The facts of Burnell are complicated and concern claims and counterclaims related to the collapse of the business of Trans-Tag Limited. Among other things, it concerned a de facto director who, having ceased to hold office with the company, had subsequently put himself in a position whereby he could exploit certain rights of the company under a license agreement of which he had been aware as a director. It was accepted by the Court that the former director's resignation had not been prompted or influenced by a desire to exploit the company's property, information or opportunity. A key area of contention was therefore whether section 170(2)(a) had changed the law so that a director's conduct after leaving office could found a claim for breach of the continuing section 175 duty. Ashely Greenbank, sitting as a Deputy Judge, held that the wording of section 170(2)(a) had indeed constituted a change in the law. 

Under the pre-codification case law, a director's conduct after leaving office could not of itself amount to a breach of duty – any claim had to be founded on the director's actions before or at the time of ceasing to be a director. The justification was that a fiduciary duty could not survive the end of the fiduciary relationship. Conduct after leaving office could only be relevant where the director's resignation had been prompted or influenced by a wish to acquire a maturing business opportunity for the director's own exploitation – if the directors then exploited that opportunity after leaving office, a breach of duty arose because the former director had shown a lack of good faith in exploiting an opportunity that had been planned while in office. It therefore followed that where the former director had left office for reasons not connected with the relevant opportunity, there was no breach if they subsequently pursued the opportunity having left office.
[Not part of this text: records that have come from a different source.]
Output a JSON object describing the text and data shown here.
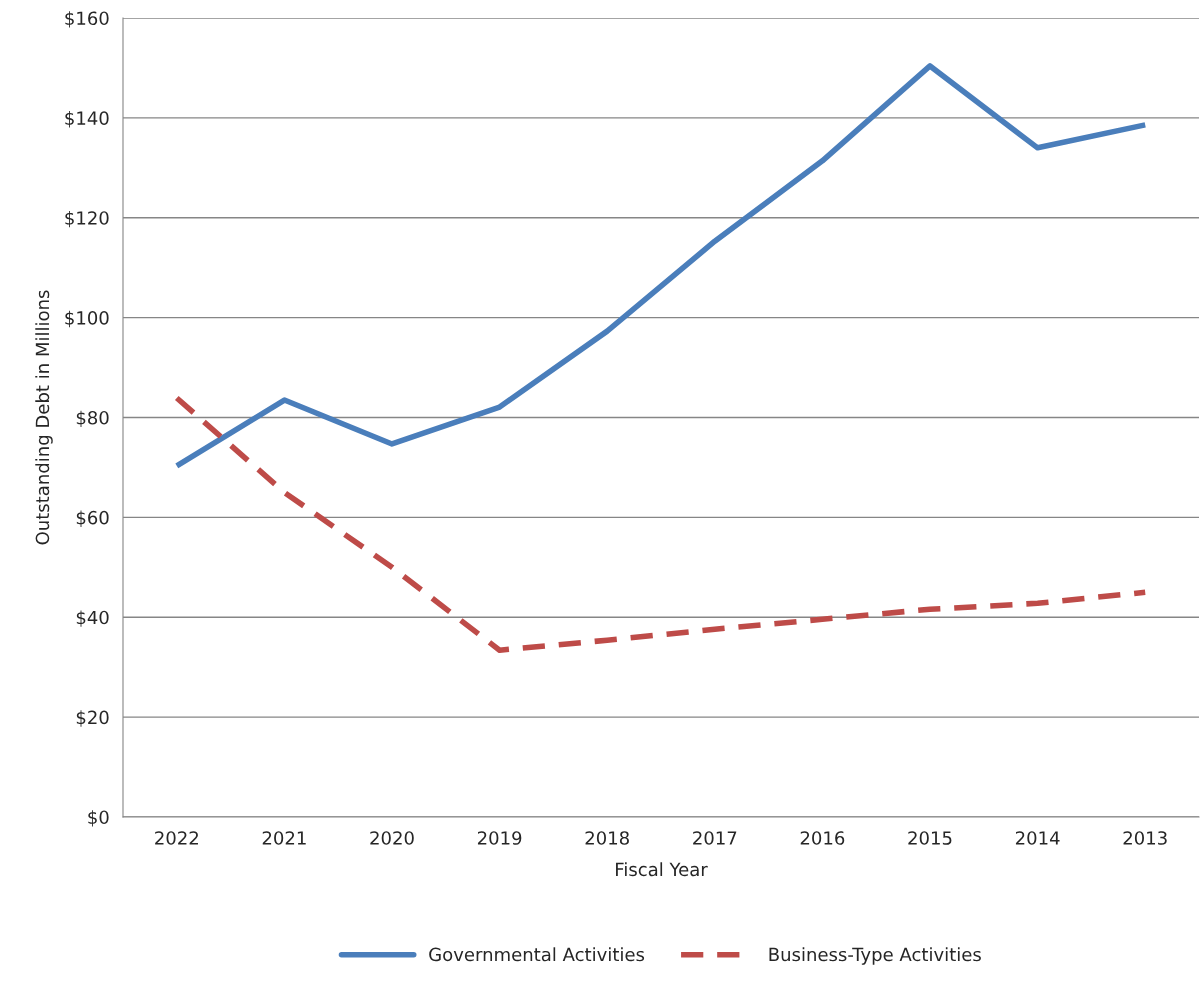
{
  "chart_data": {
    "type": "line",
    "xlabel": "Fiscal Year",
    "ylabel": "Outstanding Debt in Millions",
    "categories": [
      "2022",
      "2021",
      "2020",
      "2019",
      "2018",
      "2017",
      "2016",
      "2015",
      "2014",
      "2013"
    ],
    "series": [
      {
        "name": "Governmental Activities",
        "color": "#4a7ebb",
        "line_style": "solid",
        "values": [
          70.3,
          83.5,
          74.7,
          82.1,
          97.3,
          115.3,
          131.4,
          150.4,
          134.0,
          138.6
        ]
      },
      {
        "name": "Business-Type Activities",
        "color": "#be4b48",
        "line_style": "dashed",
        "values": [
          83.9,
          65.0,
          50.0,
          33.4,
          35.4,
          37.6,
          39.6,
          41.6,
          42.8,
          45.0
        ]
      }
    ],
    "ylim": [
      0,
      160
    ],
    "yticks": [
      {
        "value": 0,
        "label": "$0"
      },
      {
        "value": 20,
        "label": "$20"
      },
      {
        "value": 40,
        "label": "$40"
      },
      {
        "value": 60,
        "label": "$60"
      },
      {
        "value": 80,
        "label": "$80"
      },
      {
        "value": 100,
        "label": "$100"
      },
      {
        "value": 120,
        "label": "$120"
      },
      {
        "value": 140,
        "label": "$140"
      },
      {
        "value": 160,
        "label": "$160"
      }
    ],
    "grid": "y",
    "legend": "bottom",
    "marker": "none"
  }
}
The wording in section 170(2)(a), however, states that the director continues to be subject to the section 175 duty in relation to the exploitation of property, information or opportunity the director had become aware of while in office. As stated in Burnell, this implies that the conduct of a director after resigning from office can give rise to a breach of the continuing section 175 duty, and that it is not a requirement that a director's resignation must have been prompted or influenced by the director's wish to exploit an opportunity belonging to the company. If a former director exploits property, information or opportunity they became of while in office there may be a breach of duty, in contrast to the previous body of case law.

Analysis

The interpretation of section 270(2)(a) in Burnell entails an extension of the duty as it had previously been understood, as acknowledged in the judgment. Former directors who take up positions in competing businesses therefore need to be cautious as to how they use information and opportunities which they may have become aware of in their previous roles, as it is unlikely that the company of which they were formerly a director will have authorised any conflict arising. 

However, the judgment also notes that the continuing section 175 duty is limited to the exploitation of "any property, information or opportunity" of which the director became aware while a director, and that this phrase is given a narrow interpretation in the case law. In particular, this had to be understood in the context of exploitation of a maturing business opportunity. It may be the case that future decisions will focus on this strand of case law and further explore the question as to how well developed such an opportunity needs to be to form the basis of a claim for breach of duty. 

Furthermore, the judgment stated that as the Court takes a merits-based approach in assessing whether a breach has occurred, evidence as to pre-resignation as well as post-resignation conduct of a former director is likely to continue to be relevant to future cases.